An Spailpín has been chided, in the past, for his insistence on the pseudenomynous nature of this weblog. Nearly everybody who reads this thing knows who I am anyway, or knows someone who knows someone, so why maintain the pretence? Get it off your chest, they tell me - you'll surely feel so much lighter in the morning.
Whatever the chances of that happening before now, a sobering and deeply depressing article in last week's Guardian put the bullet firmly behind the ear of the reveal all option. There is too much information out there about us already, so to post in my real persona would only add to that, and An Spailpín is pretty fixed in his insistance that They shall get only what They can pry out of me by the most brutal of force or the most subtle of guile, and by nothing less.
For those who don't click, a recap: the writer of the article in The Guardian found a boarding pass stub in a bin near Heathrow Airport in London which contained a passenger's frequent flyer number. Using that number, and the expert assistance of a computer whizz kid (so whizz, in fact, that's he's the guy that invented SSL encryption), the Guardian were able to find out everything short of hatsize and preference for Pele or Best about the poor dumb hoor of a frequent flyer.

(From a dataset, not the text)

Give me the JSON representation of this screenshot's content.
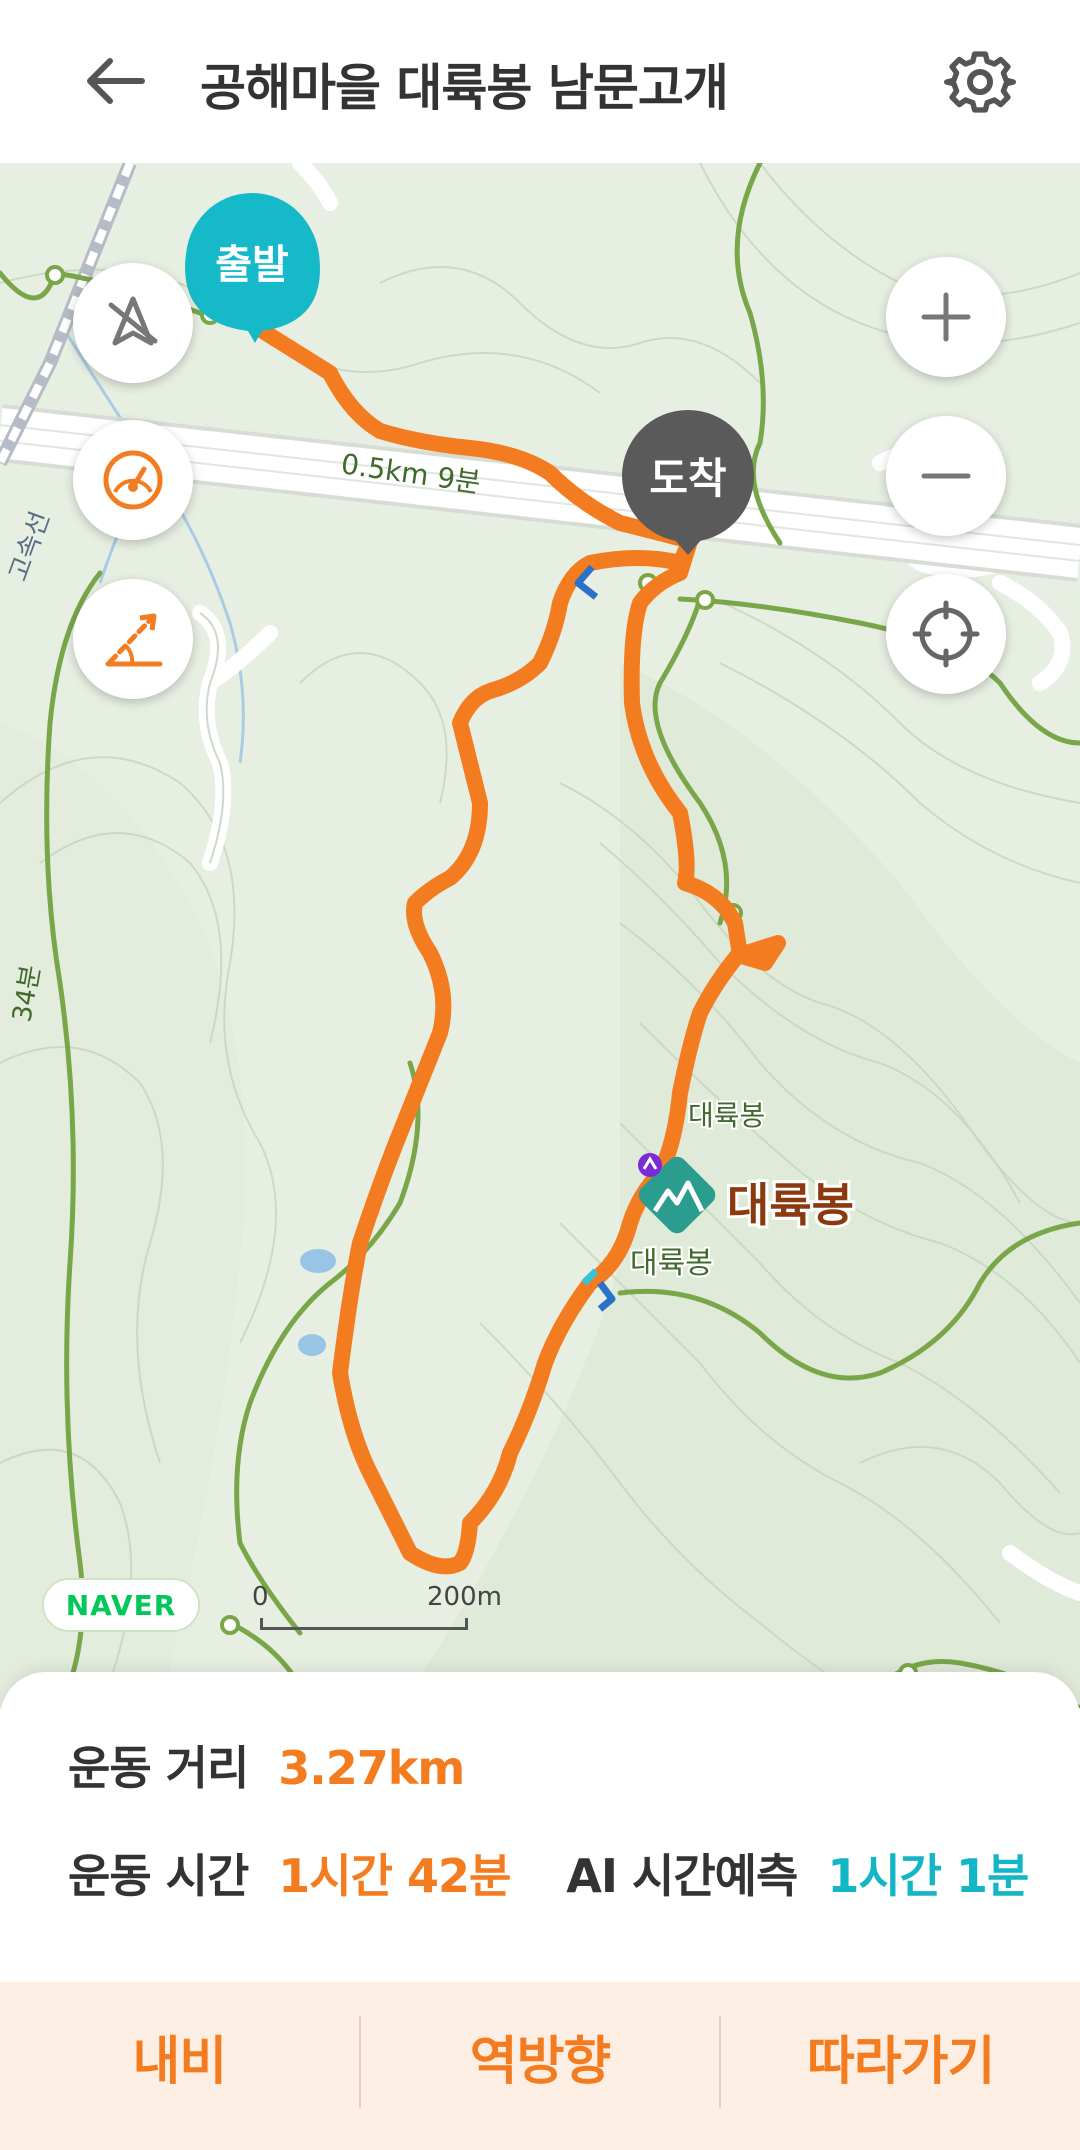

When said PBH was contacted about all this, he was, understandably, distraught. Like the rest of us, he realises that we live in an insecure, post 9/11 world and accepts that security measures are unavoidable, but he does not accept that his inside leg measurement should be available to every whey-faced hacker with a broadband modem.
How did it come about? Money, of course. The US Government has been insisting on greater profiling of passengers on commercial airlines since the Clinton administration, long before 9/11. Using a system called Capps, the Computer Assisted Passenger Pre-screening System, the G-men are trying to profile passengers so they can hear a dodgy one's bomb ticking and haul him out of there before he goes BOOM! and there's another disaster. Unfortunately, while twisting the arms of the airlines to provide all this info, the US Government does not stump up any readies for the intelligence, meaning that the airlines invest commensurate resources in protecting that information. Not a damn thing, in other words.
It's a scary prospect, and while An Spailpín has little doubt that Richard Boyd Barrett is even now on his knees furiously scribbling out his protest placards against Uncle Satan, An Spailpín himself is not willing to pin all the blame for this one on the G-Men. Not having airplanes explode or crash is good for business as far as BA and the others are concerned, so for them to try pinning a combination of parsimoniousness, fecklessness on a global scale and sheer computer illiteracy on the Yanks is a little disengenuous at best. What are the airlines paying the US to act as the global policeman, for instance? But until such time as the airlines do decide to protect sensitive information after it's been harvested, An Spailpín Fánach's heartfelt counsel is to give them your name, rank and serial number, and not a damn thing more. Selah.